Personal information
- Born: March 17, 1990 (age 36) Manresa, Catalonia

Career history

Coaching
- 2014–2020: Manresa (assistant coach)
- 2020–2025: Manresa (general manager)
- 2025–2026: Baskonia (general manager)
- 2026–present: FC Barcelona (general manager)

Career highlights
- As general manager Spanish Cup winner (2026);

= Xevi Pujol =

Spanish basketball coach and executive

Xavier Pujol i Estela, commonly known as Xevi Pujol (born March 17, 1990) is a professional basketball coach and executive who is the current general manager of FC Barcelona of the Liga ACB and the EuroLeague.

==Early life==
Born in Manresa, Catalonia, Pujol played basketball in the youth ranks of his hometown's team, Bàsquet Manresa. Eventually coaching junior teams himself, Pujol had his first senior coaching experience as an intern for the staff of Jaume Ponsarnau, who served as head coach of Manresa.

==Professional career==
===Manresa (2014–2025)===
In 2014, Pujol officially joined the staff of Pedro Martínez as an assistant coach for Manresa. Over the next six seasons, Pujol remained as an assistant coach as Manresa played in both the Liga ACB and the LEB Oro.
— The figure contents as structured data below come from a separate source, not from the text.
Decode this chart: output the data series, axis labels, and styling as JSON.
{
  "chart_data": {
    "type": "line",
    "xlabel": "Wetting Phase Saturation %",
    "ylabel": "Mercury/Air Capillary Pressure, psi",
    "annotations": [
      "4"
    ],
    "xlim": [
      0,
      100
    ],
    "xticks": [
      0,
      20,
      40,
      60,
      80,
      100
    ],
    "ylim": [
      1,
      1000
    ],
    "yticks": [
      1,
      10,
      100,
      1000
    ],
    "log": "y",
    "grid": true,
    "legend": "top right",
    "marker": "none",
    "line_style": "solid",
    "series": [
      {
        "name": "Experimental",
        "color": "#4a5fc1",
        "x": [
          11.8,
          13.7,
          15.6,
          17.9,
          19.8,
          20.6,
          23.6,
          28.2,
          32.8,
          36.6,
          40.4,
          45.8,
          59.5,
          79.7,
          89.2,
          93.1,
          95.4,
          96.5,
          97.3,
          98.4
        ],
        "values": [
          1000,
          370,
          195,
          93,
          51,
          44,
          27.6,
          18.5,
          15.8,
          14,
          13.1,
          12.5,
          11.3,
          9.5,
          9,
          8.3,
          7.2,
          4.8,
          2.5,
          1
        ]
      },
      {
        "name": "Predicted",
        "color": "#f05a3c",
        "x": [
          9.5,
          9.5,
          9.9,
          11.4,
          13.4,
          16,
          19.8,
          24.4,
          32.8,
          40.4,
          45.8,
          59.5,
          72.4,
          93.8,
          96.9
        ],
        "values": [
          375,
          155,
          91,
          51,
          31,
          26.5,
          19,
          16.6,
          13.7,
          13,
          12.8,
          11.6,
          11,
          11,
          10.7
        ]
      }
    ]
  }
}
In his time in Manresa's staff, he worked under several coaches, including Ibon Navarro, Diego Ocampo, Joan Peñarroya and once again Pedro Martínez.
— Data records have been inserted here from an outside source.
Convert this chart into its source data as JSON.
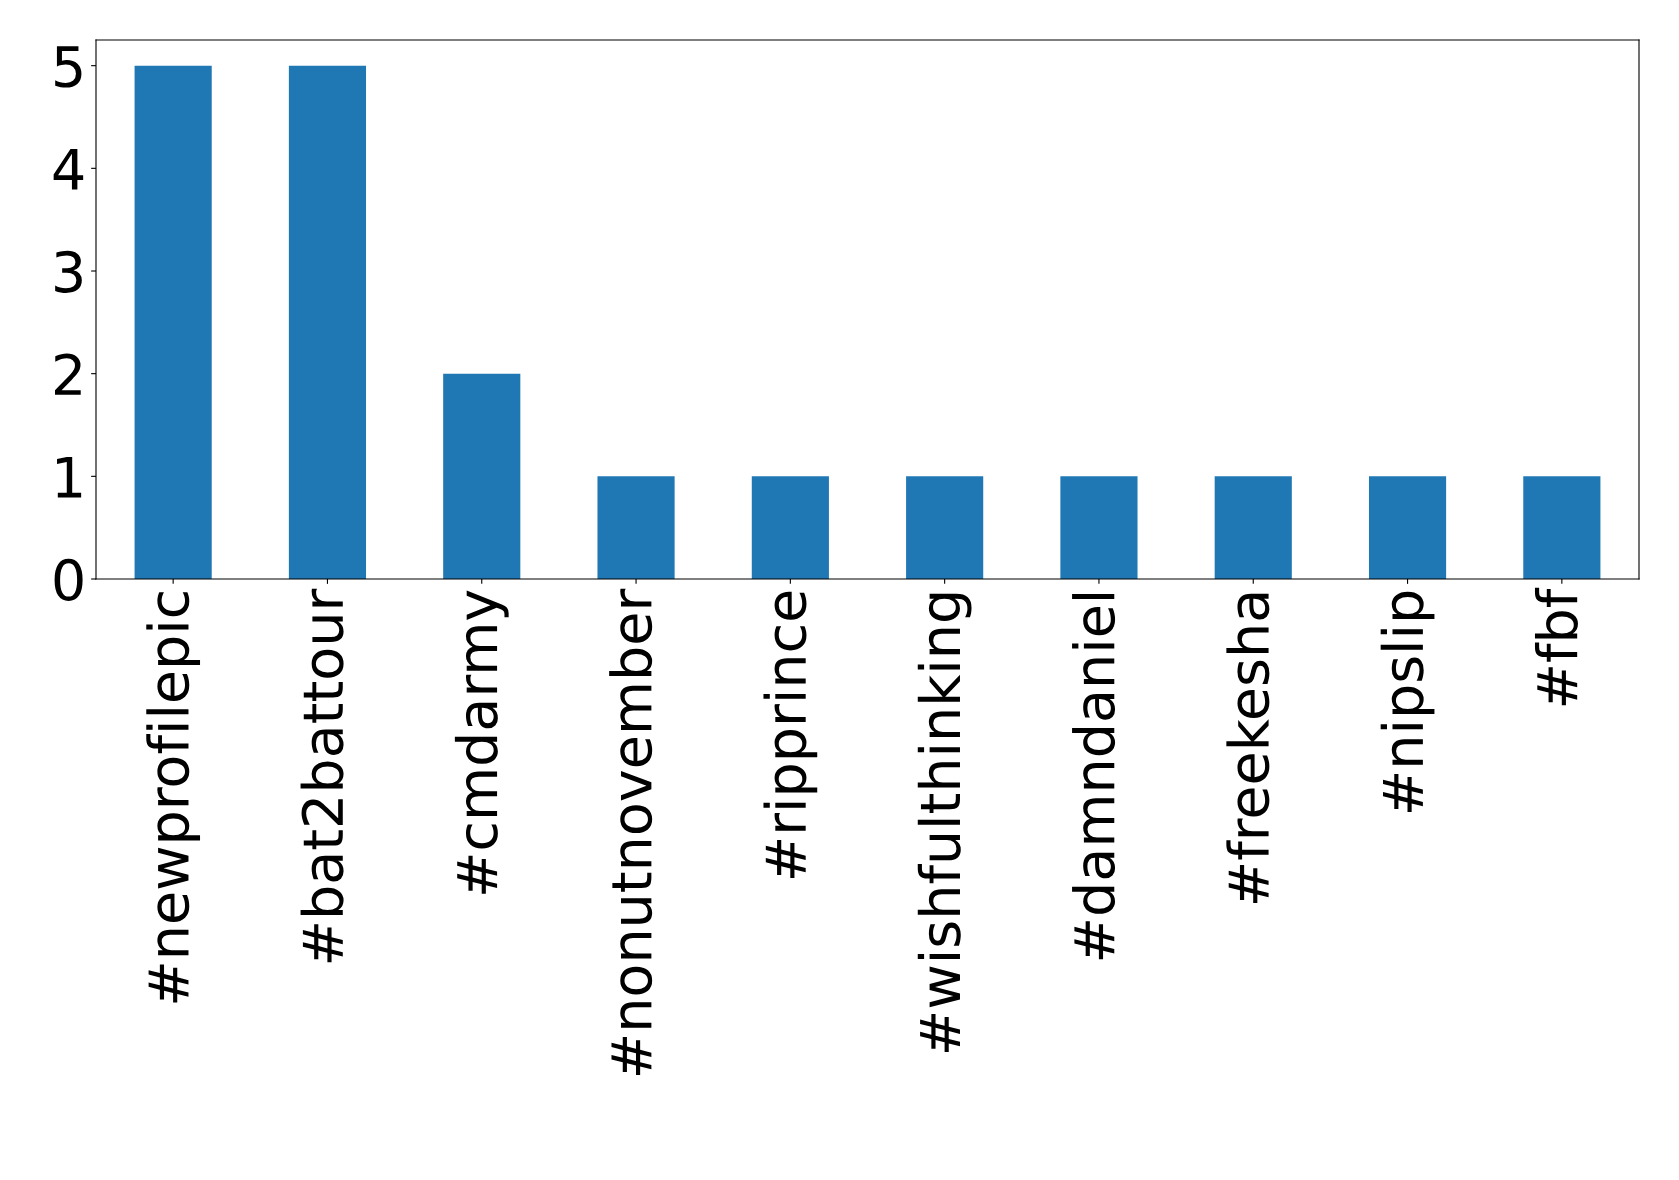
{
  "chart_data": {
    "type": "bar",
    "categories": [
      "#newprofilepic",
      "#bat2battour",
      "#cmdarmy",
      "#nonutnovember",
      "#ripprince",
      "#wishfulthinking",
      "#damndaniel",
      "#freekesha",
      "#nipslip",
      "#fbf"
    ],
    "values": [
      5,
      5,
      2,
      1,
      1,
      1,
      1,
      1,
      1,
      1
    ],
    "color": "#1f77b4",
    "ylim": [
      0,
      5.25
    ],
    "yticks": [
      0,
      1,
      2,
      3,
      4,
      5
    ],
    "grid": false,
    "legend": false
  }
}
After nine seasons in coaching roles, Pujol became Manresa's general manager in May 2020. During his tenure as Manresa's director, Pujol signed future EuroLeague stars like Brancou Badio, Sylvain Francisco or Chima Moneke among others. In June 2025, Pujol parted ways with Manresa after more than 25 years with the club.

===Baskonia (2025–2026)===
On June 13, 2025, Baskonia of the Liga ACB and the EuroLeague announced Pujol as the team's new general manager, signing a three-season deal. Despite finding success with Baskonia winning the 2026 Spanish Cup, Pujol and the Basques parted ways in August 2026.

===Barcelona (2026–present)===
On August 3, 2026, Pujol was announced as the new general manager for FC Barcelona of the Liga ACB and the EuroLeague. Signing a three-season contract, Pujol replaced former player and Barcelona legend Juan Carlos Navarro.